Les travaux du groupe de prévention doivent permettre d'améliorer la connaissance objective du phénomène de la délinquance au plan local et permettre aux différentes parties de proposer des actions conjointes dans le domaine de la prévention. Les services de l'Etat concernés, et le cas échéant, les associations, peuvent être invités à participer aux travaux.

Le secrétariat du groupe de prévention est assuré par la Gendarmerie. Un compte rendu succinct de chaque réunion sera adressé par le Commandant de la Compagnie aux deux coprésidents du conseil de prévention concerné.

Article 3 : Des conseils de prévention sont créés. Ils sont compétents pour une zone prenant en compte l'organisation territoriale de la Gendarmerie et cohérente du point de vue de la prévention de la délinquance.

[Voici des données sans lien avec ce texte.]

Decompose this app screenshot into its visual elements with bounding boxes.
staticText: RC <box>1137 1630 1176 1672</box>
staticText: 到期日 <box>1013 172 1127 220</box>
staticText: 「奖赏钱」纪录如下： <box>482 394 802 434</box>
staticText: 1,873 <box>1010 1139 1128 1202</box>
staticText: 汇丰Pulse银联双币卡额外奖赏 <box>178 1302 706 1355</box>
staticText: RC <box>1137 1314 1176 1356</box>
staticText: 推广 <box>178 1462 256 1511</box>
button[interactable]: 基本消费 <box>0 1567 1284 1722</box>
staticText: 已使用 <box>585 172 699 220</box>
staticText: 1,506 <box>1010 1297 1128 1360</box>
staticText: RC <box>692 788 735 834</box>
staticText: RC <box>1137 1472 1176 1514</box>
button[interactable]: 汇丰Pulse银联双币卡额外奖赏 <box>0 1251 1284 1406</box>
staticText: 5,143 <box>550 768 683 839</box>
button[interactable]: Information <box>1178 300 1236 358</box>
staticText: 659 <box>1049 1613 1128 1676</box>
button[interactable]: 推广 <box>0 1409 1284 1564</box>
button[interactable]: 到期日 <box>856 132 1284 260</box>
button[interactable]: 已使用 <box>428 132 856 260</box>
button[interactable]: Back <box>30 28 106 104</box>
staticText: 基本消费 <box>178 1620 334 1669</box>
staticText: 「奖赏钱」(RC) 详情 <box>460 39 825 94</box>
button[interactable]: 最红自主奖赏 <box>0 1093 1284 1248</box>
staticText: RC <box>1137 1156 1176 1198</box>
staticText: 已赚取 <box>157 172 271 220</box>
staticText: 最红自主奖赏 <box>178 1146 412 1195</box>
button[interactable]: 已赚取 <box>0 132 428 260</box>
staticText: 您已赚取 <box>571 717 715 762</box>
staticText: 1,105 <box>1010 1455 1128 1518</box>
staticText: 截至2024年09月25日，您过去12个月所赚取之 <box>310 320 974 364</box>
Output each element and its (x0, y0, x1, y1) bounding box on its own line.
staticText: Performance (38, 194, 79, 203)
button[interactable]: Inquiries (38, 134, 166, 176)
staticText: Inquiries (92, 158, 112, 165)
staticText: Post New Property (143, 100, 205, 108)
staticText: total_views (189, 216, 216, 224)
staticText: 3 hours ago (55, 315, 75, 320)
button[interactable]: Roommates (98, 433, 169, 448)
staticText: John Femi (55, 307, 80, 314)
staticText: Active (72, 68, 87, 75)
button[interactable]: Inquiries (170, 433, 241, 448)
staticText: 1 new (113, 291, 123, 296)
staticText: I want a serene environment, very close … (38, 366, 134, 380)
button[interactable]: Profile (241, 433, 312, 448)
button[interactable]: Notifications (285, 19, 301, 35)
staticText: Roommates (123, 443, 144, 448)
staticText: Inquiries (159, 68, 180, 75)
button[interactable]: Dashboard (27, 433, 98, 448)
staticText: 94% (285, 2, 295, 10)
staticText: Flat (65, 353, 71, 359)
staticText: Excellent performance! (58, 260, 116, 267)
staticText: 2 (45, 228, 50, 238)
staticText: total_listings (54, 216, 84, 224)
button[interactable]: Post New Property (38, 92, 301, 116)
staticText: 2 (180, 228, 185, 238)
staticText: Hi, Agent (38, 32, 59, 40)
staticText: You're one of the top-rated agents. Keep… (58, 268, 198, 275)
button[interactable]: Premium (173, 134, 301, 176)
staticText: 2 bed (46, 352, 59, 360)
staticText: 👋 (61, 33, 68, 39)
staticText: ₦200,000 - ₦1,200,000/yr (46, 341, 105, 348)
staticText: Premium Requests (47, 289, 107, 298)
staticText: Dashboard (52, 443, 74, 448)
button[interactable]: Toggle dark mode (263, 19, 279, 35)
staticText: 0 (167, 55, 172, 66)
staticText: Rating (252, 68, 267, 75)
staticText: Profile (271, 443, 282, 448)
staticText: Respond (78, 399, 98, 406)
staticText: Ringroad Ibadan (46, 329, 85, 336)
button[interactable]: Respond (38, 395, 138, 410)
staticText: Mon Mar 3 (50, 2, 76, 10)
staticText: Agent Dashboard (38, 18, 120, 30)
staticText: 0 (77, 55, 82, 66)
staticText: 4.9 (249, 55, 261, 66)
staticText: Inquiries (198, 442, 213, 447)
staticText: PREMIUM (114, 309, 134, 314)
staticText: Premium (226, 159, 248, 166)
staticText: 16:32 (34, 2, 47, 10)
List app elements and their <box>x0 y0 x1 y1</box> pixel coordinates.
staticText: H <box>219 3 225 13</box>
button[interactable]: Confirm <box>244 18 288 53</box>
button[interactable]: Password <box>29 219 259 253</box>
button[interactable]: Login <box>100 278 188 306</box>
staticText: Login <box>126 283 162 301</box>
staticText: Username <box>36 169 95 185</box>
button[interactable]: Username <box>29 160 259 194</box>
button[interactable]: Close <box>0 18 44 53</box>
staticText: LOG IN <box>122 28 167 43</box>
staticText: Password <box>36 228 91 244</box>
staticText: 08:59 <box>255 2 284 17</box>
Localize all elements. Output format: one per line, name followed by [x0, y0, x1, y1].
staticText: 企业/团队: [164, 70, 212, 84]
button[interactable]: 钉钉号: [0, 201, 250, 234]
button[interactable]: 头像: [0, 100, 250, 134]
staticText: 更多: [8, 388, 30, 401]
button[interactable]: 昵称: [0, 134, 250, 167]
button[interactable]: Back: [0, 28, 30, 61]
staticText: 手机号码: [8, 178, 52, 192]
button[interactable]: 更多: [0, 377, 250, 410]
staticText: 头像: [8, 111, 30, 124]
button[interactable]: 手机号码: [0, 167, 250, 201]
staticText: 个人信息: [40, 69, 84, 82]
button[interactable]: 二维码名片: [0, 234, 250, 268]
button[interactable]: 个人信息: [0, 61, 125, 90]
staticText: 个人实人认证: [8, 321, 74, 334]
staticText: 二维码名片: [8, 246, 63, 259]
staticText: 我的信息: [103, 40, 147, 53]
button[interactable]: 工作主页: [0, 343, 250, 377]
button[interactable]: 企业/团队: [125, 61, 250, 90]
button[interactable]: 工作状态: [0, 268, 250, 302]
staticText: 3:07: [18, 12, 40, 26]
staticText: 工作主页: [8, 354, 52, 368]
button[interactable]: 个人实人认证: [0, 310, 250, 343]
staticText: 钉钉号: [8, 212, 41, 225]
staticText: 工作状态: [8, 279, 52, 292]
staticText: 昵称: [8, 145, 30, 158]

Le découpage des zones, ci-joint, a été réalisé selon ces principes. Il peut être adapté en concertation entre les élus concernés par accord du Sous-Préfet et du Procureur compétents.

Ils sont chargés :

- d'analyser, dans un dialogue renforcé avec la Gendarmerie, le phénomène de la délinquance dans leur circonscription ainsi que sa perception dans la population en prenant notamment en compte les études de la Gendarmerie et les travaux des groupes de prévention,

- de permettre l'échange entre les différents acteurs de la prévention de la délinquance,

- de proposer des actions de prévention de la délinquance aux autorités municipales, administratives et judiciaires concernées, qui puissent être examinées, s'il y a lieu, en conseil départemental de prévention de la délinquance.

Ils comprennent :

- le sous-préfet d'arrondissement ou de Directeur de Cabinet pour l'arrondissement chef-lieu, coprésident,

- le Procureur de la République territorialement compétent, coprésident,

- le Commandant de la Compagnie de Gendarmerie et les Commandants des brigades situées dans le ressort géographique du conseil de prévention,

- le ou les Députés concernés,

- un Sénateur,

- les Conseillers Généraux concernés,

- des Maires désignés par chaque groupe de prévention, selon la répartition suivante :

. deux Maires pour les groupes de prévention regroupant moins de dix communes,

. trois Maires pour les groupes de prévention de dix à vingt communes,

. quatre Maires pour es groupes de prévention regroupant plus de vingt communes,

- les Chefs de Services de l'Etat dont l'action concerne la prévention de la délinquance ou leurs représentants :

. le Directeur départemental du Contrôle de l'Immigration et de la Lutte contre l'Emploi des Clandestins : dans les conseils de prévention de la délinquance situés en zone frontalière,

. le Directeur régional des Douanes et Impôts directs : dans les conseils de prévention de la délinquance situés en zone frontalière,

. le Directeur départemental des Affaires sanitaires et sociales,

. l'Inspecteur d'Académie,

. le Directeur départemental de la Protection de la Jeunesse.